Positions: Jean Rhys in the Contemporary Era Analysis – Sex, Grit and Jungle Sweat for an Eternal Misfit

Jean Rhys stood as a lifelong stranger. Coming into the world Welsh and Creole in largely black Dominican society in 1890, she felt out of place across the globe – too foreign for the European continent, too Caribbean for Britain, too white for her island home, and much too female to receive recognition as a novelist for most of her existence.

Literary Influence and Curatorial Vision

Yet her literary influence expands steadily and inspire, particularly with US commentator and exhibition maker the noted writer. This collective exhibition is a heady, innovative tribute to Jean Rhys – to her works, her liminal status, her existence of limitless imagination in a post-imperial era – in the vein of his previous exhibitions-as-portraits of the essayist and James Baldwin.

Bodies writhing … Unnamed by Florian Krewer.
Bodies writhing … Untitled by a German artist.

Caribbean Origins and Artistic Interpretations

The exhibition opens with Dominica, evoked through a crimson painting of trees and vessels by Kara Walker, and a vibrant, emerald piece of flames and riders on steeds by Hurvin Anderson, two contemporary black painters examining the West Indies as a place so filled with colonial trauma it overshadows its beauty.

Dominica was the author’s childhood residence, and the motivation for her seminal novel, her final work, a backstory to Jane Eyre that gave voice to the mixed-race outcast in the attic” of Charlotte Brontë’s book.
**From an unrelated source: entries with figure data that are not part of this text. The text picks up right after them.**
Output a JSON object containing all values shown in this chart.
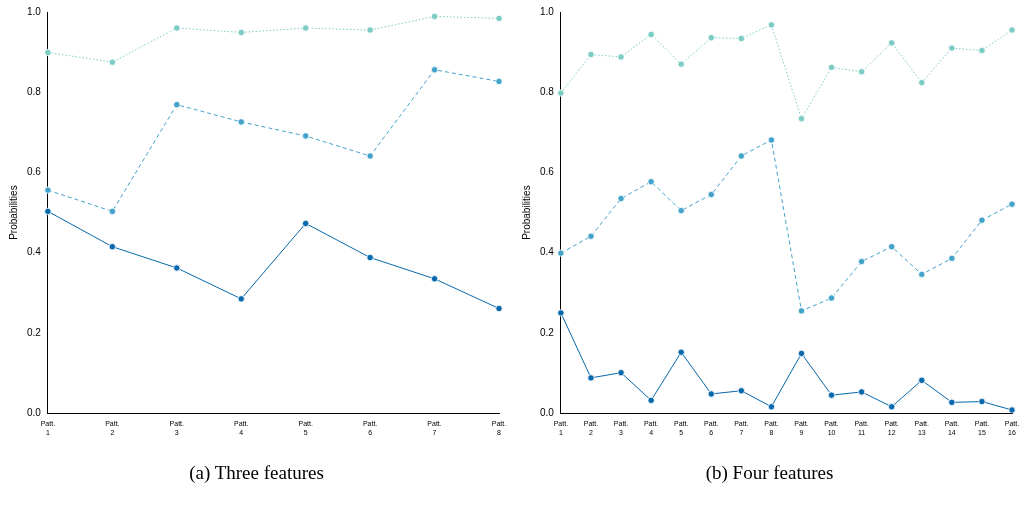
{
  "chart_data": [
    {
      "type": "line",
      "title": "(a) Three features",
      "ylabel": "Probabilities",
      "categories": [
        "Patt. 1",
        "Patt. 2",
        "Patt. 3",
        "Patt. 4",
        "Patt. 5",
        "Patt. 6",
        "Patt. 7",
        "Patt. 8"
      ],
      "ylim": [
        0,
        1
      ],
      "yticks": [
        {
          "value": 0,
          "label": "0.0"
        },
        {
          "value": 0.2,
          "label": "0.2"
        },
        {
          "value": 0.4,
          "label": "0.4"
        },
        {
          "value": 0.6,
          "label": "0.6"
        },
        {
          "value": 0.8,
          "label": "0.8"
        },
        {
          "value": 1,
          "label": "1.0"
        }
      ],
      "grid": false,
      "legend": false,
      "marker": "circle",
      "series": [
        {
          "color": "#0868ac",
          "line_style": "solid",
          "values": [
            0.503,
            0.415,
            0.362,
            0.285,
            0.473,
            0.388,
            0.335,
            0.261
          ]
        },
        {
          "color": "#43a2ca",
          "line_style": "dashed",
          "values": [
            0.556,
            0.503,
            0.769,
            0.726,
            0.691,
            0.641,
            0.856,
            0.827
          ]
        },
        {
          "color": "#7bccc4",
          "line_style": "dotted",
          "values": [
            0.899,
            0.875,
            0.96,
            0.949,
            0.96,
            0.955,
            0.989,
            0.984
          ]
        }
      ]
    },
    {
      "type": "line",
      "title": "(b) Four features",
      "ylabel": "Probabilities",
      "categories": [
        "Patt. 1",
        "Patt. 2",
        "Patt. 3",
        "Patt. 4",
        "Patt. 5",
        "Patt. 6",
        "Patt. 7",
        "Patt. 8",
        "Patt. 9",
        "Patt. 10",
        "Patt. 11",
        "Patt. 12",
        "Patt. 13",
        "Patt. 14",
        "Patt. 15",
        "Patt. 16"
      ],
      "ylim": [
        0,
        1
      ],
      "yticks": [
        {
          "value": 0,
          "label": "0.0"
        },
        {
          "value": 0.2,
          "label": "0.2"
        },
        {
          "value": 0.4,
          "label": "0.4"
        },
        {
          "value": 0.6,
          "label": "0.6"
        },
        {
          "value": 0.8,
          "label": "0.8"
        },
        {
          "value": 1,
          "label": "1.0"
        }
      ],
      "grid": false,
      "legend": false,
      "marker": "circle",
      "series": [
        {
          "color": "#0868ac",
          "line_style": "solid",
          "values": [
            0.25,
            0.088,
            0.101,
            0.032,
            0.152,
            0.048,
            0.056,
            0.016,
            0.149,
            0.045,
            0.053,
            0.016,
            0.082,
            0.027,
            0.029,
            0.008
          ]
        },
        {
          "color": "#43a2ca",
          "line_style": "dashed",
          "values": [
            0.399,
            0.441,
            0.535,
            0.577,
            0.505,
            0.545,
            0.641,
            0.681,
            0.255,
            0.287,
            0.378,
            0.415,
            0.346,
            0.386,
            0.481,
            0.521
          ]
        },
        {
          "color": "#7bccc4",
          "line_style": "dotted",
          "values": [
            0.798,
            0.894,
            0.888,
            0.944,
            0.87,
            0.936,
            0.934,
            0.968,
            0.734,
            0.862,
            0.851,
            0.923,
            0.824,
            0.91,
            0.904,
            0.955
          ]
        }
      ]
    }
  ]
}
Celia Paul’s wide-eyed portrait of Brontë stares wildly out of a small painting, while another painter’s gorgeous painting of a young woman wrapped returns the gaze. Als is merging directly related work with artworks that evoke a broader feeling of Rhys and her milieu, and it’s completely immersive – it immerses you in her humid, isolating reality.

Continental Experiences and Artistic Depictions

The writer departed from her homeland as a teen and traveled to Europe, where she journeyed, worked, entered multiple unions. A pair of vividly colored works by Florian Krewer illustrate figures contorting and moving, vintage photos are overflowing with provocative suggestion, there are snapshots of Parisian streets, paintings of grubby rooms, a twisted sculpture, a grubby abstract. Interwar Europe, at least for Rhys, was all sex, squalor, affection and creativity.

Return to Roots and Transcending Time

On the lower level, we’re transported to the Caribbean, and then back again to England, as Rhys travels between the locations. A massive vista by Reggie Burrows Hodges drenches you in jungle sweat, a dress that belonged to Rhys stands before it on a light-colored form – petite, but not overwhelmed by what surrounds it.

Chronology becomes ambiguous when any of the works are from. Contemporary scenes aren’t vastly different from an 19th-century print of a Dominican bay, history seems to be overlapping throughout the show. Passion returns in an astonishing, large, swirling, textured figure study, and a wall of paintings, before the final room examines authors from the region who were inspired and influenced by Rhys.

Critiques and Highlights

Not everything here is effective – a couple of sketches look careless and contribute little, and a graphic drawing looks like a tacky newspaper cartoon – but the show is still a remarkably accomplished example of curatorial art.

Unbound creativity … The Author by a photographer, 1977.
Limitless imagination … Jean Rhys by a photographer, 1977.

Atmosphere and Memory

The curator has painted a portrait of Rhys through artifacts, historical documents and visual works. It’s not dictatorial, it doesn’t particularly have a narrative – it banks on mood, on establishing an atmosphere of tropical warmth, throbbing desire, racial tension and emotional isolation. It’s like walking through memories, glimpses of a bygone era. It allows the spirit of Rhys, her life and her world, unfold in your head.

Accessibility and Impact

Is it necessary to have read the novel and the classic to appreciate? Certainly, many may not have but the exhibition’s concepts are rich enough to keep you hooked, and have you bathing in the chilly, dangerous waters of her iconic work.

Jeremy Parker
Jeremy Parker

A passionate interior designer and DIY enthusiast with over a decade of experience in home styling and renovation projects.